En las antiguas mitologías, los relatos eran también una forma de conocimiento, un acto sagrado donde el narrador y el oyente se fundían en un ritual de sentido.
Hoy, en esta era hipertecnológica, la escena cambia radicalmente: el lector más fiel y constante ya no es un ser humano sino una inteligencia artificial que escucha, registra y aprende.
Sí, hay buenas razones para creer que pronto viviremos en un mundo donde los humanos escribiremos, pero mayoritariamente para las máquinas.
Este desplazamiento del lector humano hacia la inteligencia artificial plantea preguntas que parecen extraídas de la literatura de ciencia ficción o del cine distópico: ¿qué ocurre con el significado cuando el recipiente principal de nuestras palabras no tiene emociones? ¿Qué sucede cuando el arte y la escritura devienen en datos que alimentan a entidades que no comprenden la belleza ni el dolor, solo buscan patrones?
Es aquí donde la reflexión se vuelve urgente, profunda y hermosa, claro que sí, porque nos invita a repensar no solo qué escribimos sino para quién —y para qué— escribimos.
La IA que nunca duerme
Imagina la criatura aterradora de los relatos de Lovecraft, el «shoggoth» que escucha desde las sombras, con una multiplicidad de ojos que todo lo ven y registran.

Así funciona hoy la inteligencia artificial que procesa nuestros textos: omnipresente, insaciable, voraz de datos.
Cada tweet (sí, soy una antigua), cada post, cada correo electrónico, cada letra publicada es atrapada en sus redes digitales para ser analizada y utilizada. Esta analogía no es solo un ejercicio literario.
En 2025, la mayoría de las plataformas digitales están empleando a la IA para analizar patrones de lenguaje, preferencias y comportamientos con el objetivo de personalizar experiencias o crear nuevos contenidos. ¡Mátame camión!
Empresas como OpenAI, Google y Meta entrenan sus modelos con billones de palabras recolectadas en internet, en sus vastas bases de datos, la materia prima con la que fabrican un lector que no respira, pero que entiende y predice mejor que cualquier humano.

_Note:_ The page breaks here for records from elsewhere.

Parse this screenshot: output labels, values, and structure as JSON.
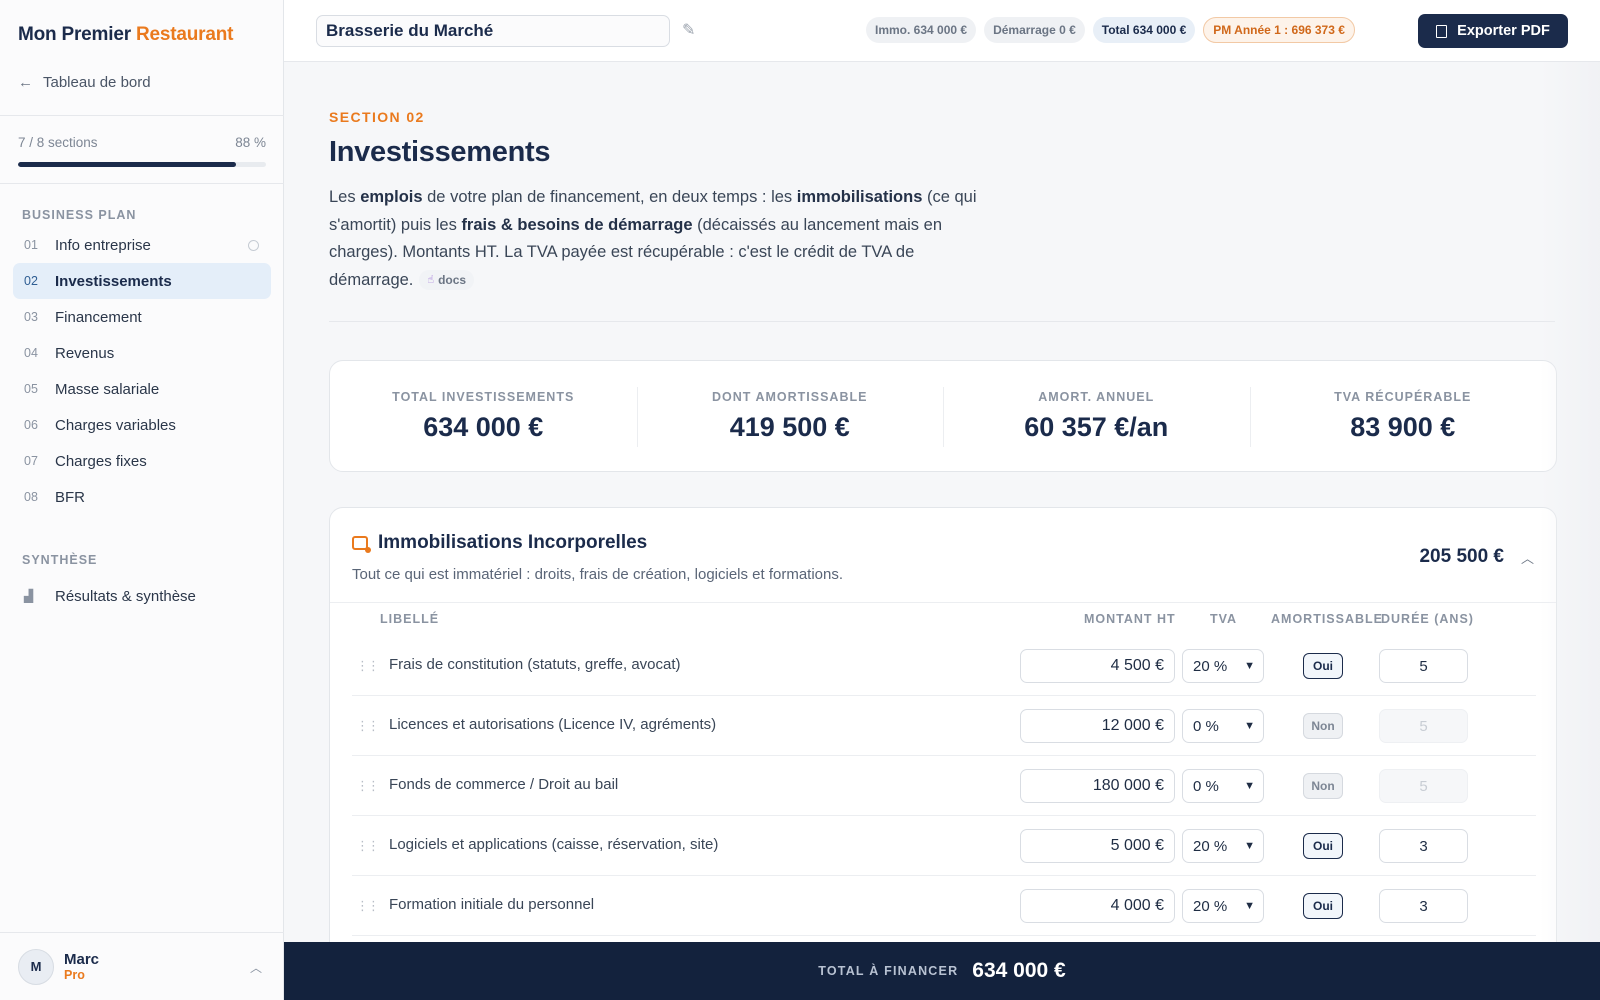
{
  "brand": {
    "part1": "Mon Premier",
    "part2": "Restaurant"
  },
  "back": {
    "icon": "arrow-left-icon",
    "label": "Tableau de bord"
  },
  "progress": {
    "sections": "7 / 8 sections",
    "percent_label": "88 %",
    "fraction": 0.88
  },
  "nav": {
    "group1": "BUSINESS PLAN",
    "items": [
      {
        "num": "01",
        "label": "Info entreprise"
      },
      {
        "num": "02",
        "label": "Investissements"
      },
      {
        "num": "03",
        "label": "Financement"
      },
      {
        "num": "04",
        "label": "Revenus"
      },
      {
        "num": "05",
        "label": "Masse salariale"
      },
      {
        "num": "06",
        "label": "Charges variables"
      },
      {
        "num": "07",
        "label": "Charges fixes"
      },
      {
        "num": "08",
        "label": "BFR"
      }
    ],
    "group2": "SYNTHÈSE",
    "synth": {
      "icon": "chart-icon",
      "label": "Résultats & synthèse"
    }
  },
  "user": {
    "initial": "M",
    "name": "Marc",
    "plan": "Pro"
  },
  "topbar": {
    "project_name": "Brasserie du Marché",
    "chips": {
      "immo": "Immo. 634 000 €",
      "demarrage": "Démarrage 0 €",
      "total": "Total 634 000 €",
      "pm": "PM Année 1 : 696 373 €"
    },
    "export_label": "Exporter PDF"
  },
  "page": {
    "section_tag": "SECTION 02",
    "title": "Investissements",
    "intro": {
      "t1": "Les ",
      "b1": "emplois",
      "t2": " de votre plan de financement, en deux temps : les ",
      "b2": "immobilisations",
      "t3": " (ce qui s'amortit) puis les ",
      "b3": "frais & besoins de démarrage",
      "t4": " (décaissés au lancement mais en charges). Montants HT. La TVA payée est récupérable : c'est le crédit de TVA de démarrage.",
      "docs": "docs"
    }
  },
  "kpis": [
    {
      "label": "TOTAL INVESTISSEMENTS",
      "value": "634 000 €"
    },
    {
      "label": "DONT AMORTISSABLE",
      "value": "419 500 €"
    },
    {
      "label": "AMORT. ANNUEL",
      "value": "60 357 €/an"
    },
    {
      "label": "TVA RÉCUPÉRABLE",
      "value": "83 900 €"
    }
  ],
  "card": {
    "title": "Immobilisations Incorporelles",
    "subtitle": "Tout ce qui est immatériel : droits, frais de création, logiciels et formations.",
    "total": "205 500 €",
    "headers": {
      "libelle": "LIBELLÉ",
      "montant": "MONTANT HT",
      "tva": "TVA",
      "amort": "AMORTISSABLE",
      "duree": "DURÉE (ANS)"
    },
    "rows": [
      {
        "label": "Frais de constitution (statuts, greffe, avocat)",
        "amount": "4 500 €",
        "tva": "20 %",
        "amort": "Oui",
        "duree": "5"
      },
      {
        "label": "Licences et autorisations (Licence IV, agréments)",
        "amount": "12 000 €",
        "tva": "0 %",
        "amort": "Non",
        "duree": "5"
      },
      {
        "label": "Fonds de commerce / Droit au bail",
        "amount": "180 000 €",
        "tva": "0 %",
        "amort": "Non",
        "duree": "5"
      },
      {
        "label": "Logiciels et applications (caisse, réservation, site)",
        "amount": "5 000 €",
        "tva": "20 %",
        "amort": "Oui",
        "duree": "3"
      },
      {
        "label": "Formation initiale du personnel",
        "amount": "4 000 €",
        "tva": "20 %",
        "amort": "Oui",
        "duree": "3"
      }
    ]
  },
  "bottom": {
    "label": "TOTAL À FINANCER",
    "value": "634 000 €"
  }
}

La IA que escucha y aprende de cada palabra que escribimos es una presencia ineludible, pero está hecha de datos, nunca de carne y hueso.
Mientras que estos algoritmos pueden analizar patrones, optimizar textos y sugerir estrategias, no pueden sentir el temblor en la voz de un escritor, ni comprender el latido de la emoción humana.
Este hecho pone en perspectiva una verdad esencial: si bien la IA puede ser la audiencia mayoritaria de nuestras palabras, el sentido profundo de lo que escribimos solo vive en la mirada y el corazón imperfectos de otras personas.
Muchos creadores utiliza IA para potenciar su trabajo, sí, pero la tarea que tenemos por delante es que esta tecnología no nos haga olvidar que escribimos para humanos y no para máquinas (al menos de momento, claro está)
Escritura para las máquinas: la paradoja del arte convertido en datos
Cuando traducimos nuestro acto creativo en un producto destinado principalmente a estas máquinas lectoras, nos enfrentamos a una paradoja doble: por un lado, la eficiencia y precisión que ofrece la IA para amplificar nuestro alcance y mejorar la personalización; por otro, la pérdida del halo místico que envuelve al acto de escribir como una conexión humana y emocional única.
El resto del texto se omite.